僕がアイドルに注目しているのは、そこに日本社会の縮図が見えるからです。今のアイドルを支えているのは、30代や40代のおじさんたち。僕は毎週のようにアイドルの実地調査に出かけていますが、地下アイドルと呼ばれるライブ中心に活動するアイドルを支えているのはおじさんたちです。今はコンサートやライブ会場に女性ファン向けの専用ゾーンがあるのですが、あと2~3年のうちに高齢者専用ゾーンができるはずです。ライブで会場の前に行こうにも、おじさんたちだと勢いに負けてケガする恐怖感があります(笑)。
アイドルの路線変更と景気の関係
上野 田中さんが触れなかった話では、景気が良いときはセクシー系のアイドルが注目されています。2000年代半ばは、ほしのあきさんがグラドルとして注目されていました。最近ですと、2013年ヒットしたテレビドラマ「半沢直樹」にも出演されていた壇蜜さんですね。
セクシー路線でいえば、AKB48のこじはる(小嶋陽菜)が女性下着のPEACH JOHNのCMに登場したのは驚きでした。

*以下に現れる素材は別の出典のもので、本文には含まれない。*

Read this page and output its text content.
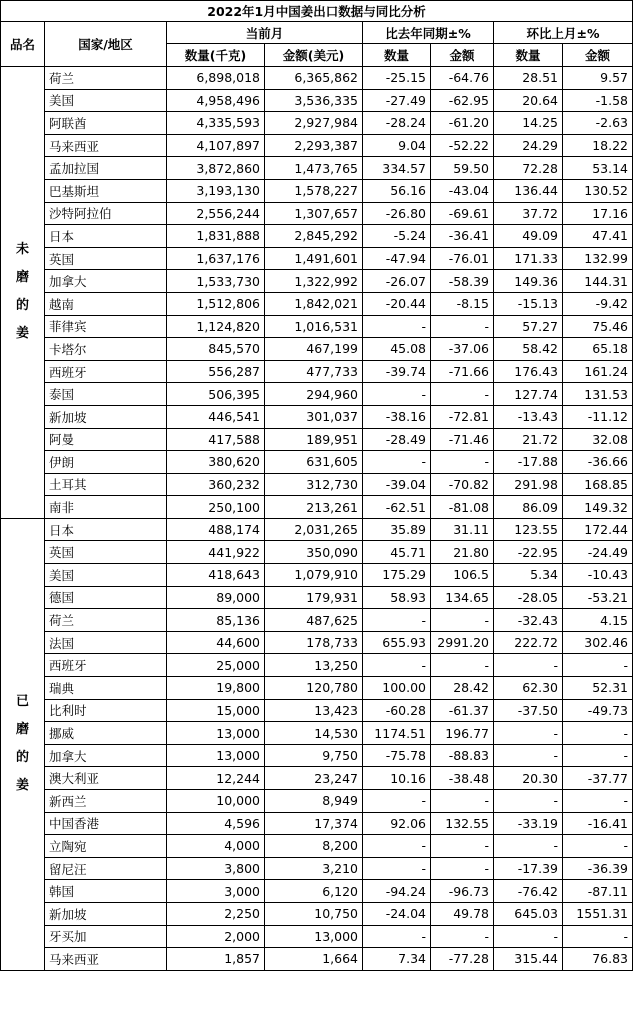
2022年1月中国姜出口数据与同比分析							
品名	国家/地区	当前月		比去年同期±%		环比上月±%	
		数量(千克)	金额(美元)	数量	金额	数量	金额

未
磨
的
姜	荷兰	6,898,018	6,365,862	-25.15	-64.76	28.51	9.57
	美国	4,958,496	3,536,335	-27.49	-62.95	20.64	-1.58
	阿联酋	4,335,593	2,927,984	-28.24	-61.20	14.25	-2.63
	马来西亚	4,107,897	2,293,387	9.04	-52.22	24.29	18.22
	孟加拉国	3,872,860	1,473,765	334.57	59.50	72.28	53.14
	巴基斯坦	3,193,130	1,578,227	56.16	-43.04	136.44	130.52
	沙特阿拉伯	2,556,244	1,307,657	-26.80	-69.61	37.72	17.16
	日本	1,831,888	2,845,292	-5.24	-36.41	49.09	47.41
	英国	1,637,176	1,491,601	-47.94	-76.01	171.33	132.99
	加拿大	1,533,730	1,322,992	-26.07	-58.39	149.36	144.31
	越南	1,512,806	1,842,021	-20.44	-8.15	-15.13	-9.42
	菲律宾	1,124,820	1,016,531	-	-	57.27	75.46
	卡塔尔	845,570	467,199	45.08	-37.06	58.42	65.18
	西班牙	556,287	477,733	-39.74	-71.66	176.43	161.24
	泰国	506,395	294,960	-	-	127.74	131.53
	新加坡	446,541	301,037	-38.16	-72.81	-13.43	-11.12
	阿曼	417,588	189,951	-28.49	-71.46	21.72	32.08
	伊朗	380,620	631,605	-	-	-17.88	-36.66
	土耳其	360,232	312,730	-39.04	-70.82	291.98	168.85
	南非	250,100	213,261	-62.51	-81.08	86.09	149.32

已
磨
的
姜	日本	488,174	2,031,265	35.89	31.11	123.55	172.44
	英国	441,922	350,090	45.71	21.80	-22.95	-24.49
	美国	418,643	1,079,910	175.29	106.5	5.34	-10.43
	德国	89,000	179,931	58.93	134.65	-28.05	-53.21
	荷兰	85,136	487,625	-	-	-32.43	4.15
	法国	44,600	178,733	655.93	2991.20	222.72	302.46
	西班牙	25,000	13,250	-	-	-	-
	瑞典	19,800	120,780	100.00	28.42	62.30	52.31
	比利时	15,000	13,423	-60.28	-61.37	-37.50	-49.73
	挪威	13,000	14,530	1174.51	196.77	-	-
	加拿大	13,000	9,750	-75.78	-88.83	-	-
	澳大利亚	12,244	23,247	10.16	-38.48	20.30	-37.77
	新西兰	10,000	8,949	-	-	-	-
	中国香港	4,596	17,374	92.06	132.55	-33.19	-16.41
	立陶宛	4,000	8,200	-	-	-	-
	留尼汪	3,800	3,210	-	-	-17.39	-36.39
	韩国	3,000	6,120	-94.24	-96.73	-76.42	-87.11
	新加坡	2,250	10,750	-24.04	49.78	645.03	1551.31
	牙买加	2,000	13,000	-	-	-	-
	马来西亚	1,857	1,664	7.34	-77.28	315.44	76.83
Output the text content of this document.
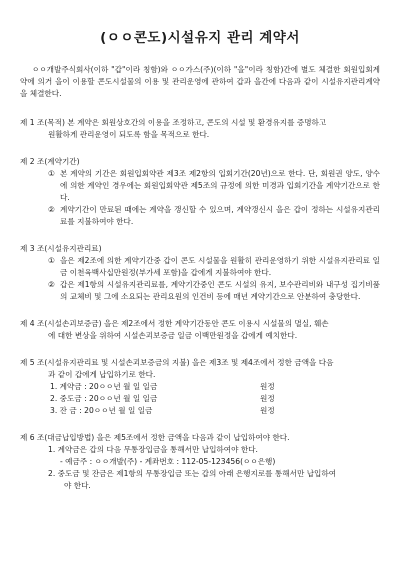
(ㅇㅇ콘도)시설유지 관리 계약서
ㅇㅇ개발주식회사(이하 "갑"이라 칭함)와 ㅇㅇ가스(주)(이하 "을"이라 칭함)간에 별도 체결한 회원입회계약에 의거 을이 이용할 콘도시설물의 이용 및 관리운영에 관하여 갑과 을간에 다음과 같이 시설유지관리계약을 체결한다.
제 1 조(목적) 본 계약은 회원상호간의 이용을 조정하고, 콘도의 시설 및 환경유지를 증명하고
원활하게 관리운영이 되도록 함을 목적으로 한다.
제 2 조(계약기간)
① 본 계약의 기간은 회원입회약관 제3조 제2항의 입회기간(20년)으로 한다. 단, 회원권 양도, 양수에 의한 계약인 경우에는 회원입회약관 제5조의 규정에 의한 미경과 입회기간을 계약기간으로 한다.
② 계약기간이 만료된 때에는 계약을 갱신할 수 있으며, 계약갱신시 을은 갑이 정하는 시설유지관리료를 지불하여야 한다.
제 3 조(시설유지관리료)
① 을은 제2조에 의한 계약기간중 갑이 콘도 시설물을 원활히 관리운영하기 위한 시설유지관리료 일금 이천육백사십만원정(부가세 포함)을 갑에게 지불하여야 한다.
② 갑은 제1항의 시설유지관리료를, 계약기간중인 콘도 시설의 유지, 보수관리비와 내구성 집기비품의 교체비 및 그에 소요되는 관리요원의 인건비 등에 매년 계약기간으로 안분하여 충당한다.
제 4 조(시설손괴보증금) 을은 제2조에서 정한 계약기간동안 콘도 이용시 시설물의 멸실, 훼손
에 대한 변상을 위하여 시설손괴보증금 일금 이백만원정을 갑에게 예치한다.
제 5 조(시설유지관리료 및 시설손괴보증금의 지불) 을은 제3조 및 제4조에서 정한 금액을 다음
과 같이 갑에게 납입하기로 한다.
1. 계약금 : 20ㅇㅇ년 월 일 일금	원정
2. 중도금 : 20ㅇㅇ년 월 일 일금	원정
3. 잔 금 : 20ㅇㅇ년 월 일 일금	원정
제 6 조(대금납입방법) 을은 제5조에서 정한 금액을 다음과 같이 납입하여야 한다.
1. 계약금은 갑의 다음 무통장입금을 통해서만 납입하여야 한다.
- 예금주 : ㅇㅇ개발(주) - 계좌번호 : 112-05-123456(ㅇㅇ은행)
2. 중도금 및 잔금은 제1항의 무통장입금 또는 갑의 아래 은행지로를 통해서만 납입하여
야 한다.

グループの中でも人気が高い彼女が下着姿を披露するのですから。
田中 アイドルが路線変更した例に山口百恵が挙げられます。少女アイドルとして売り出しましたが、第1次石油ショックから立ち直りかけたころに、篠山紀信の撮影で水着姿を披露しました。当時はそのグラビアをずーっと眺めていたのを思い出します(笑)。テレビドラマでは「赤いシリーズ」で、アンニュイさを醸し出し、少女から大人の女を演じるようになりました。